Downtown Lake Orion almost has an Up North feel to it. “It is a relaxing place to hang out with friends, and to me, that equaled a wine bar.”
Destination downtowns can be found in every part of Oakland County — and each one has a distinct flavor.
Urban areas such as Ferndale offer a wide variety of restaurants, bars, stores and public art. Ferndale’s downtown is a short walk from many of the city’s neighborhoods, whose streets are lined with bungalows, ranches and several newer loft developments.
More recently, development in Ferndale and neighboring Pleasant Ridge has started to create new gathering spaces. The Iron Ridge Holdings project, about a mile north of Ferndale’s downtown, will include a biergarten, brewery, retail space and 75 residential units.
Just a bit northwest of Iron Ridge is downtown Royal Oak, which boasts more than 70 restaurants and 90 retail stores and salons. A popular farmers market and a wide range of summer festivals including the four-day Ford Arts, Beats & Eats are held there.
Ferndale and Royal Oak are situated along Woodward Avenue, which anchors other popular downtown areas including Berkley, Birmingham and Pontiac. Downtown Birmingham has more than 300 retailers — many of them upscale shops — and a variety of fine-dining establishments.
“There is a great entrepreneurial spirit in our communities, which serves as a catalyst for people opening unique, locally grown businesses,” says Joe Bauman, president of the Birmingham-Bloomfield Chamber of Commerce. “Our residents still desire personal attention when making purchase decisions, which is why (Birmingham’s stores) continue to be successful despite a growing pressure from the internet and large chains.”
But just as cities in Oakland County have their own unique personalities, so do their downtowns. And they continue to evolve as communities change.
Madison Heights, which in recent years has seen an increase in residents of Asian descent, has a wide variety of Asian markets and restaurants in its downtown along John R. Nearby Hazel Park, which for many years has been a bedroom community, is attracting new restaurants and bars including the acclaimed Mabel Gray. Likewise, Pontiac has been enjoying a resurgence, offering a wide variety of stores, bars and restaurants.
Smaller communities also have unique downtowns that reflect their personalities. New Hudson is a mix of independent and chain restaurants and stores. Nearby South Lyon has an old-fashioned ambiance with independent shops and restaurants including several craft breweries.
Franklin is home to art galleries, retail stores and restaurants — many of them housed in charming historic buildings. Downtown Holly has a variety of antique stores, boutique shops and a historic hotel. And downtown Ortonville reflects its rural surroundings, with small shops and restaurants tucked between hardware stores and other local merchants.

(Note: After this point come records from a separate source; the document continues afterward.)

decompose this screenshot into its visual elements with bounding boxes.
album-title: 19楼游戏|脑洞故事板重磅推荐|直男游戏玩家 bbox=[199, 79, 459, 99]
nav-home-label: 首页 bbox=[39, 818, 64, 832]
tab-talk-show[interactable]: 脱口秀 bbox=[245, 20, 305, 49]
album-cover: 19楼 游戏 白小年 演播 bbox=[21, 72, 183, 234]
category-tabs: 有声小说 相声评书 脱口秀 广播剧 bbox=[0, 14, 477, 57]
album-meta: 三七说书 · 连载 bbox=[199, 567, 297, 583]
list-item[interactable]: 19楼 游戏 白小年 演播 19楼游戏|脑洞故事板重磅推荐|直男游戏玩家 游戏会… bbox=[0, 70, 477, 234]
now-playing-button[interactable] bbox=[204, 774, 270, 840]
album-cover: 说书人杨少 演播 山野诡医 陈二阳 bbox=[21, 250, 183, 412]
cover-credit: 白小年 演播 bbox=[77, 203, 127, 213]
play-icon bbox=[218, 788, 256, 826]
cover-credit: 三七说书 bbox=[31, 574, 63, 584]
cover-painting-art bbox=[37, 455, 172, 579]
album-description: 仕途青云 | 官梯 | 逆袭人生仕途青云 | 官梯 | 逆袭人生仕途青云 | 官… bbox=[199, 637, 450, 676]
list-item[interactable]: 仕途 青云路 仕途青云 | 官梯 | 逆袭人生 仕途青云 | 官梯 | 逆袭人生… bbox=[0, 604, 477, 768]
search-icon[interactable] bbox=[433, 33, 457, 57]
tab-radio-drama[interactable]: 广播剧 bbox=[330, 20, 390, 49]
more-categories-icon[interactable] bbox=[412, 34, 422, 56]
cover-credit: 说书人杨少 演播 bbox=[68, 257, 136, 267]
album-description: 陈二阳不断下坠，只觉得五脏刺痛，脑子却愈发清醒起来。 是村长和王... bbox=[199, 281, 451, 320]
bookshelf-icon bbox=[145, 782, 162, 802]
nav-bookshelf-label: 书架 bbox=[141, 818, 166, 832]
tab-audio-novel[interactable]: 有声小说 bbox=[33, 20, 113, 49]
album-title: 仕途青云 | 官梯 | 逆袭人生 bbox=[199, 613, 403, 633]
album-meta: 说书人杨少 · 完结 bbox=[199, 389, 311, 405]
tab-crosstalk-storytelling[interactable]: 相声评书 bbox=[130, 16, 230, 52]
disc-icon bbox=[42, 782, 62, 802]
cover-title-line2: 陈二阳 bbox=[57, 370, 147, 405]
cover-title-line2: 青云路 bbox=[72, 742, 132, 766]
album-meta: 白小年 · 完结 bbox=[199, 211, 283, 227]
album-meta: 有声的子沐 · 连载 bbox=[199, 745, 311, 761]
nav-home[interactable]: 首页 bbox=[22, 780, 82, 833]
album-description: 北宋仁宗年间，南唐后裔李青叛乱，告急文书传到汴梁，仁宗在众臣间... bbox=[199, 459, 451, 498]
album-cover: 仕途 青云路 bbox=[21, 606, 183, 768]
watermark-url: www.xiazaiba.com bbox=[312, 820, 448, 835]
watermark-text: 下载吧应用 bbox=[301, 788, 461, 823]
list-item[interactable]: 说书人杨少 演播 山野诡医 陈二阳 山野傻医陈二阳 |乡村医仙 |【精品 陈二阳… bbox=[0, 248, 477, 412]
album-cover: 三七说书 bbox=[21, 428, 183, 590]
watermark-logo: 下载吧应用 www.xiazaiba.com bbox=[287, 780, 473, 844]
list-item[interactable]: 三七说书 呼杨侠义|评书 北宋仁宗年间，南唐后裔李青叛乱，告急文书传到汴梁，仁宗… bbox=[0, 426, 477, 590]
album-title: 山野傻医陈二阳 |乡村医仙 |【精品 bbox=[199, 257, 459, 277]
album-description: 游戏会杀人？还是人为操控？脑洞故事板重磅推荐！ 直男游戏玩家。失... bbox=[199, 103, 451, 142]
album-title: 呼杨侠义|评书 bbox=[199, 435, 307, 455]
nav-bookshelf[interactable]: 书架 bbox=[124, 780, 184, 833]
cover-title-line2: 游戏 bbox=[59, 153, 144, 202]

Other small communities also are making a big impact with their downtowns.
Clawson, a small city with multiple restaurants and stores, hosts a variety of events downtown including movie nights and the Great Pubkin Crawl, which stops at popular downtown bars. Berkley, bordering the Woodward corridor, has 250 small businesses and nine public murals for visitors to explore.
“Downtowns provide walking and window shopping, and people come to enjoy the atmosphere,” says Bret Rasegan, planning manager for Main Street Oakland County, a program that builds partnerships between business owners and government officials to bolster downtowns and strengthen communities’ economic base.
“There are art shows and other events — all things you don’t traditionally get in a shopping mall. “For the people who spend time in Oakland County’s downtowns, it’s all about the experience.”
This story first appeared in the 2019 edition of Oakland County Prosper magazine.